In the light of the above discussion, it could be remarked in general, and the performance of the daily stream-flow forecasting is outperforming the other time horizons (weekly and monthly). This is due to the sufficiency of historical time series records on the daily basis which provides more information of the nature phenomena of the flow. Thus, the modeling could capture most of the nonlinearity of the stream-flow patterns, which provide lower forecasting error. In addition, long-term stream-flow was influenced by several unsystematic hydrological variables that cause an uncertainty in the time series modeling. Furthermore, 123 km long river is short time traveling river flow; hence, modeling weekly or monthly stream-flow is not accurately performed with the non-existence exogenous predictors (e.g., rainfall, humidity, wind speed, temperature and etc.).
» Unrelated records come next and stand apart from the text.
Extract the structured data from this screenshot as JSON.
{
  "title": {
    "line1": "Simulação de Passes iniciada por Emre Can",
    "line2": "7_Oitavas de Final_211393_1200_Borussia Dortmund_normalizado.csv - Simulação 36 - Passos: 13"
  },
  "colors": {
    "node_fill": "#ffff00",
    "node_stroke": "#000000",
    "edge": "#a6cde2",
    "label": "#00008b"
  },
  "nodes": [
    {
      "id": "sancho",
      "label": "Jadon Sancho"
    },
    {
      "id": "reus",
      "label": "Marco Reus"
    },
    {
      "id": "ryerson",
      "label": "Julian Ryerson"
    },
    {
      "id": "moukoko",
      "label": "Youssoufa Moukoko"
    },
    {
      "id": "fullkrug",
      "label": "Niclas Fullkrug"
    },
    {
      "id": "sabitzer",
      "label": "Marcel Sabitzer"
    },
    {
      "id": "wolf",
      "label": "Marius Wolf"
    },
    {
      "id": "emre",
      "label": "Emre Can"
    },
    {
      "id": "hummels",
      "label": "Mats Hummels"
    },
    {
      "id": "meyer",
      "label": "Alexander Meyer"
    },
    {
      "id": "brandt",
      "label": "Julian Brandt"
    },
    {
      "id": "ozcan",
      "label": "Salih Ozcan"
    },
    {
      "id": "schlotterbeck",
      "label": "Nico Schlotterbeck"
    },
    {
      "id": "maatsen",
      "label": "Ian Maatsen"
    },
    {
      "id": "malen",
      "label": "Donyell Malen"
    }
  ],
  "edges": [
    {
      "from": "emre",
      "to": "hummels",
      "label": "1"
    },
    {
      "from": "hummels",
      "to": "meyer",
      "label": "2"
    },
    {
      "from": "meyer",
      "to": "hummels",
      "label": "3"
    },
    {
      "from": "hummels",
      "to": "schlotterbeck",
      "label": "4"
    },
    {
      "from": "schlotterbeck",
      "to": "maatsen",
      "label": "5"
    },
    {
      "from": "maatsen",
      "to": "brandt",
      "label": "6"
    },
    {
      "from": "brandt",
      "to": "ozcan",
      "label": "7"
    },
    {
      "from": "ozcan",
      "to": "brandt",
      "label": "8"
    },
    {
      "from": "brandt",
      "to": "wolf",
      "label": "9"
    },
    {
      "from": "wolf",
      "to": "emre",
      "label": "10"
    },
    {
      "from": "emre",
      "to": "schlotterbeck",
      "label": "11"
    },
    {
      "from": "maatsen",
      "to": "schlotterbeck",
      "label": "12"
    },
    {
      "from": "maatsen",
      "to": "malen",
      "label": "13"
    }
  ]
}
Finally, the results of the application exhibited very well harmony of goodness in comparison with most recently researches conducted using non-tuned machine learning approach (i.e., ELM) [6164].

6 Conclusion and future research

In this study, the accuracy of ELM model has been investigated for forecasting one-step-ahead short-term and long-term stream-flow in tropical environment Johor River, Malaysia. According to the statistical measures (R 2, RMSE, MAE, and RE) that have been carried out to evaluate the forecasting model, authors conclude that the proposed ELM approach is outperformed the ANN approach. This is much agreeable with several researches that have been conducted in the literature and that ELM approach can yield a much better performance in comparison with the existing predictive models in stream-flow forecasting. In addition, this investigation establishes modern methodology that offers a very optimistic and positive alternative for the hydrological applications.

Future research efforts should be devoted:

  1. 1.

    Model development that involves the data preprocessing utilizing wavelet transfer [75] or fast orthogonal research [76] might be applied and examine on ELM method for accuracy improvement purposes.

  2. 2.

    Seeking for new computational method as an alternative to compute the Moore–Penrose generalization inverse could be a good step to further research in this field. However, complete orthogonal decomposition method (COD) that proposed by [77], which is characterized by frivolous and reliable alternative to SVD, might give a promising to improve the computation efficiency of ELM approach.

  3. 3.

    External variables that have a correlated or even causal relationship with the stream-flow time series might have an essential influence to improve the accuracy of the modeling. For instant, climatological data (e.g., rainfall, humidity, and weather temperature) need to be investigate as an inputs parameter to predict stream-flow.